4. The heathen must be the object of the Church's missionary endeavour. While God has not categorically stated that He never extends His salvation to sinners except by Christian evangelistic effort, every Bible teaching and inference obliges us to assume that this is so. The commission of the risen Christ to His disciples is the Church's mandate to labour as though everything depended upon her agency (Mark 16:15,16).

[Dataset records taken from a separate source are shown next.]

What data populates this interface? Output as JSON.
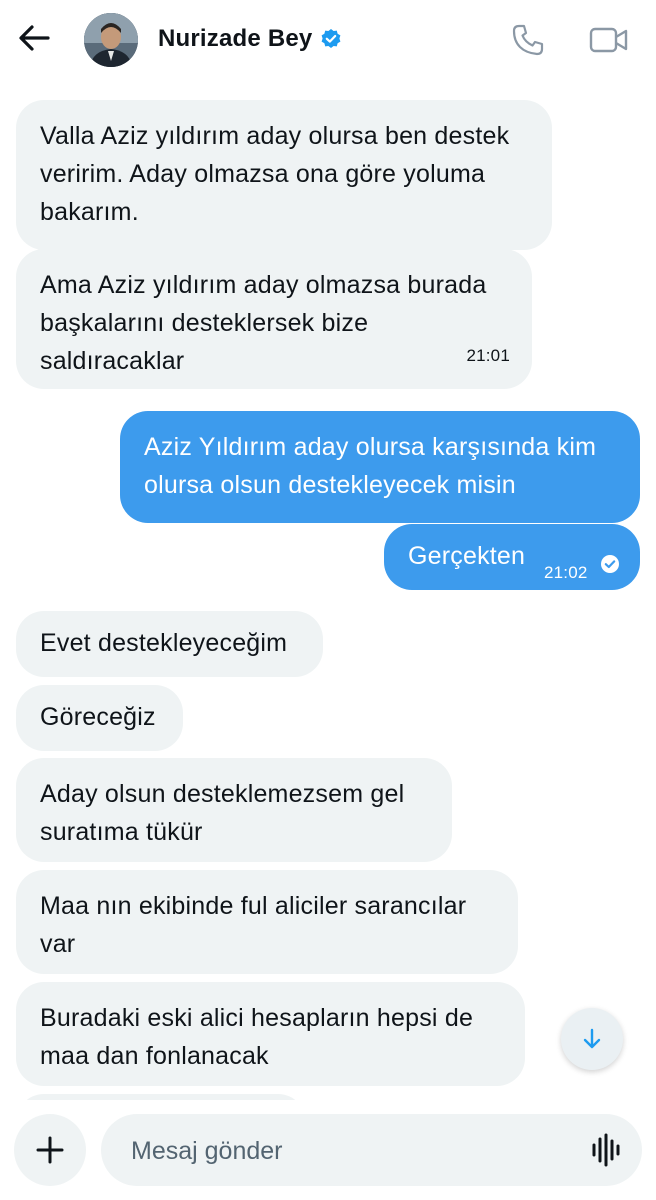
{
  "header": {
    "contact_name": "Nurizade Bey",
    "verified": true,
    "icons": [
      "back-arrow-icon",
      "verified-badge-icon",
      "phone-icon",
      "video-camera-icon"
    ]
  },
  "messages": [
    {
      "side": "in",
      "text": "Valla Aziz yıldırım aday olursa ben destek veririm. Aday olmazsa ona göre yoluma bakarım.",
      "time": ""
    },
    {
      "side": "in",
      "text": "Ama Aziz yıldırım aday olmazsa burada başkalarını desteklersek bize saldıracaklar",
      "time": "21:01"
    },
    {
      "side": "out",
      "text": "Aziz Yıldırım aday olursa karşısında kim olursa olsun destekleyecek misin",
      "time": ""
    },
    {
      "side": "out",
      "text": "Gerçekten",
      "time": "21:02",
      "read": true
    },
    {
      "side": "in",
      "text": "Evet destekleyeceğim",
      "time": ""
    },
    {
      "side": "in",
      "text": "Göreceğiz",
      "time": ""
    },
    {
      "side": "in",
      "text": "Aday olsun desteklemezsem gel suratıma tükür",
      "time": ""
    },
    {
      "side": "in",
      "text": "Maa nın ekibinde ful aliciler sarancılar var",
      "time": ""
    },
    {
      "side": "in",
      "text": "Buradaki eski alici hesapların hepsi de maa dan fonlanacak",
      "time": ""
    }
  ],
  "composer": {
    "placeholder": "Mesaj gönder",
    "icons": [
      "plus-icon",
      "voice-waveform-icon"
    ]
  },
  "scroll_button": {
    "icon": "arrow-down-icon"
  },
  "colors": {
    "outgoing_bubble": "#3d9bed",
    "incoming_bubble": "#eff3f4",
    "accent": "#1d9bf0"
  }
}
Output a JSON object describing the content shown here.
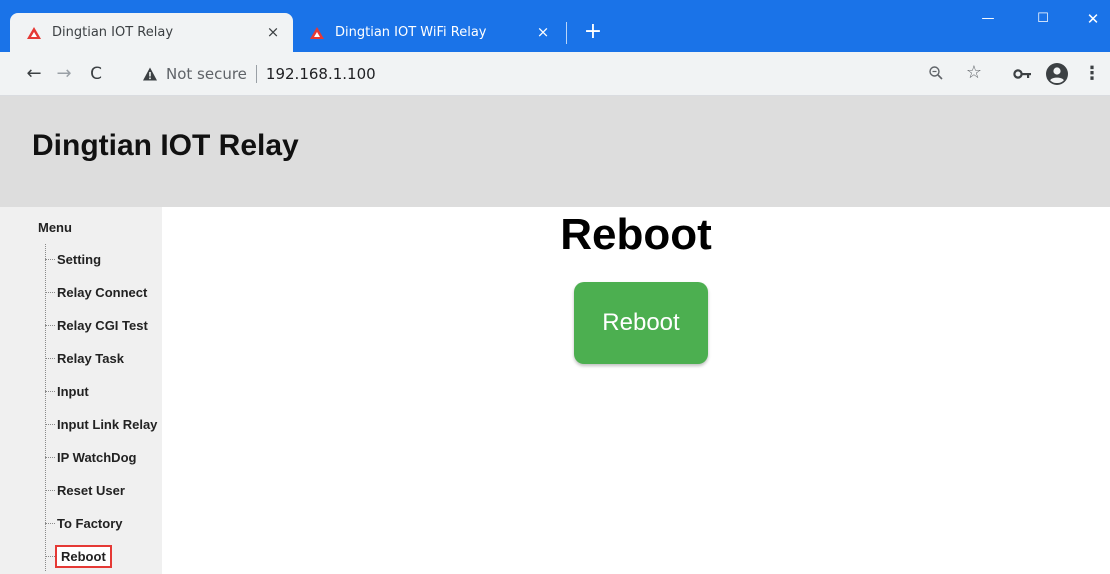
{
  "browser": {
    "tabs": [
      {
        "title": "Dingtian IOT Relay",
        "active": true
      },
      {
        "title": "Dingtian IOT WiFi Relay",
        "active": false
      }
    ],
    "tab_close_glyph": "×",
    "new_tab_glyph": "+",
    "window_controls": {
      "minimize": "—",
      "maximize": "☐",
      "close": "✕"
    },
    "toolbar": {
      "back_glyph": "←",
      "forward_glyph": "→",
      "reload_glyph": "C",
      "security_text": "Not secure",
      "url": "192.168.1.100",
      "star_glyph": "☆",
      "menu_glyph": "⋮"
    },
    "accent_color": "#1a73e8",
    "favicon_color": "#e53935"
  },
  "page": {
    "header_title": "Dingtian IOT Relay",
    "sidebar": {
      "menu_label": "Menu",
      "items": [
        {
          "label": "Setting"
        },
        {
          "label": "Relay Connect"
        },
        {
          "label": "Relay CGI Test"
        },
        {
          "label": "Relay Task"
        },
        {
          "label": "Input"
        },
        {
          "label": "Input Link Relay"
        },
        {
          "label": "IP WatchDog"
        },
        {
          "label": "Reset User"
        },
        {
          "label": "To Factory"
        },
        {
          "label": "Reboot",
          "selected": true
        }
      ],
      "selection_outline_color": "#e53935"
    },
    "main": {
      "heading": "Reboot",
      "reboot_button_label": "Reboot",
      "reboot_button_color": "#4caf50"
    }
  }
}
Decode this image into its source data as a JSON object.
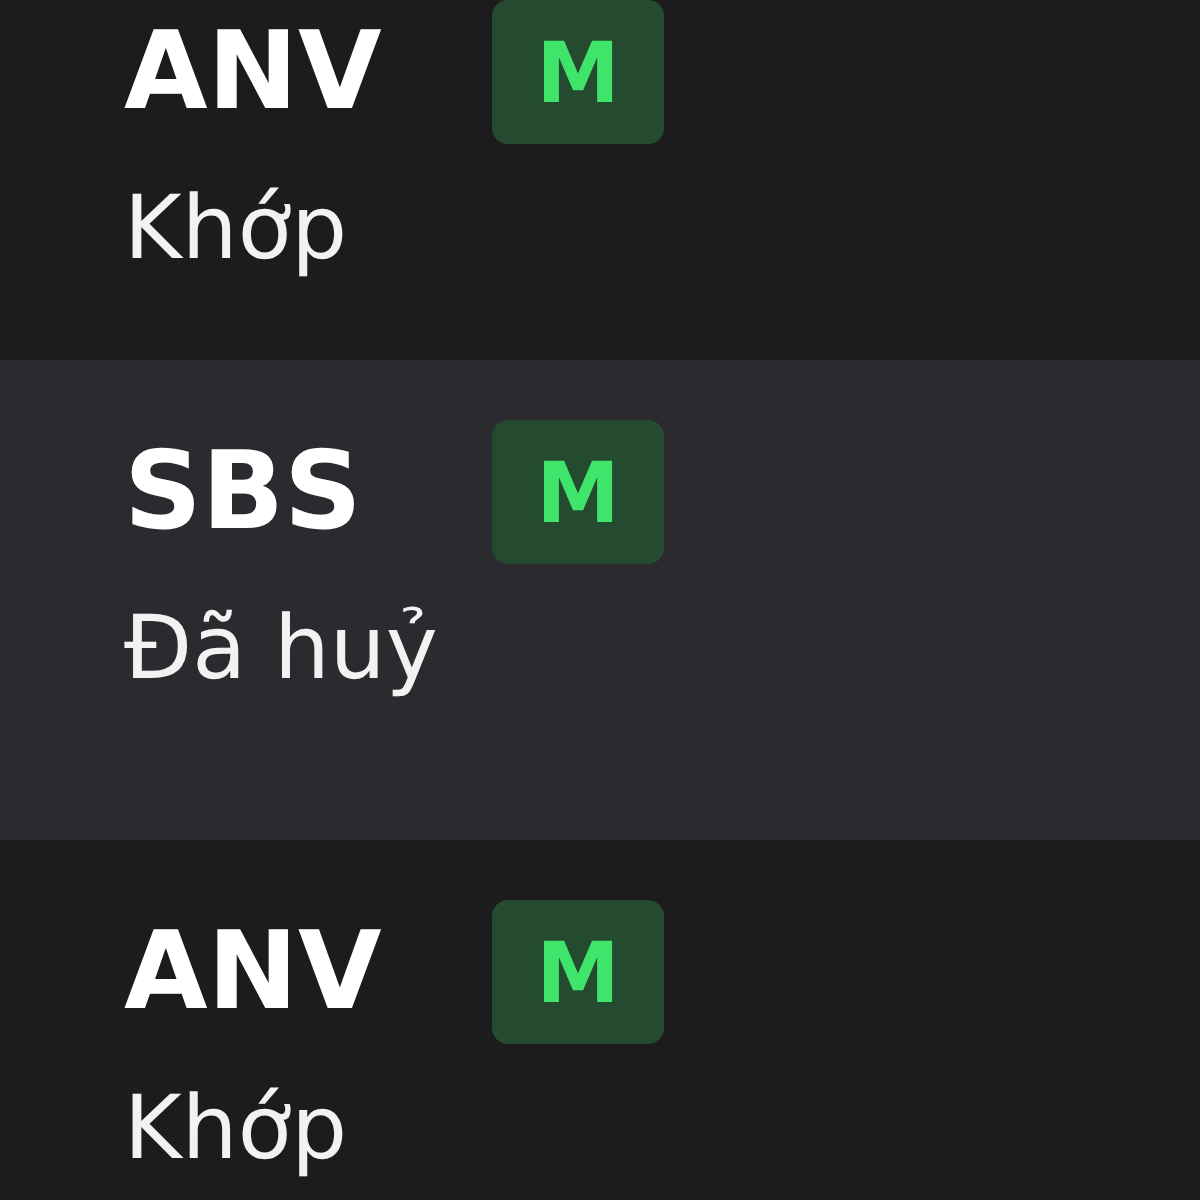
{
  "orders": [
    {
      "ticker": "ANV",
      "badge": "M",
      "status": "Khớp",
      "selected": false
    },
    {
      "ticker": "SBS",
      "badge": "M",
      "status": "Đã huỷ",
      "selected": true
    },
    {
      "ticker": "ANV",
      "badge": "M",
      "status": "Khớp",
      "selected": false
    }
  ]
}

We must never slack in our zeal to reach the unevangelised multitudes, perhaps secretly influenced by the belief that they are not really perishing, or that somehow for them to hear and reject the gospel will render them guilty before God, whereas previously they were innocent. That will surely make us lukewarm, or even silent, in our presentation of the only way of man's redemption. Rather we should adopt the clear logic of Scripture itself:

"For whosoever shall call upon the name of the Lord shall be saved. How then shall they call on him in whom they have not believed? and how shall they believe in him of whom they have not heard? and how shall they hear without a preacher? And how shall they preach, except they be sent? as it is written, How beautiful are the feet of them that preach the gospel of peace, and bring glad tidings of good things!" (Rom. 10:13-15).

Bibliography

Calvin, J., Institutes of the Christian Religion. The Westminster Press, Philadelphia, U.S.A., 1960, III.xxiv.12.

Hodge, A.A., The Confession of Faith. Banner of Truth Trust, Edinburgh, 1983, p.176.

Murray, J., Collected Writings of John Murray. Banner of Truth Trust, Edinburgh, 1977, vol.2, p.19.

Pink, A.W., Eternal Punishment. Evangelical Press,Welwyn, Herts., n.d., pp.8-10.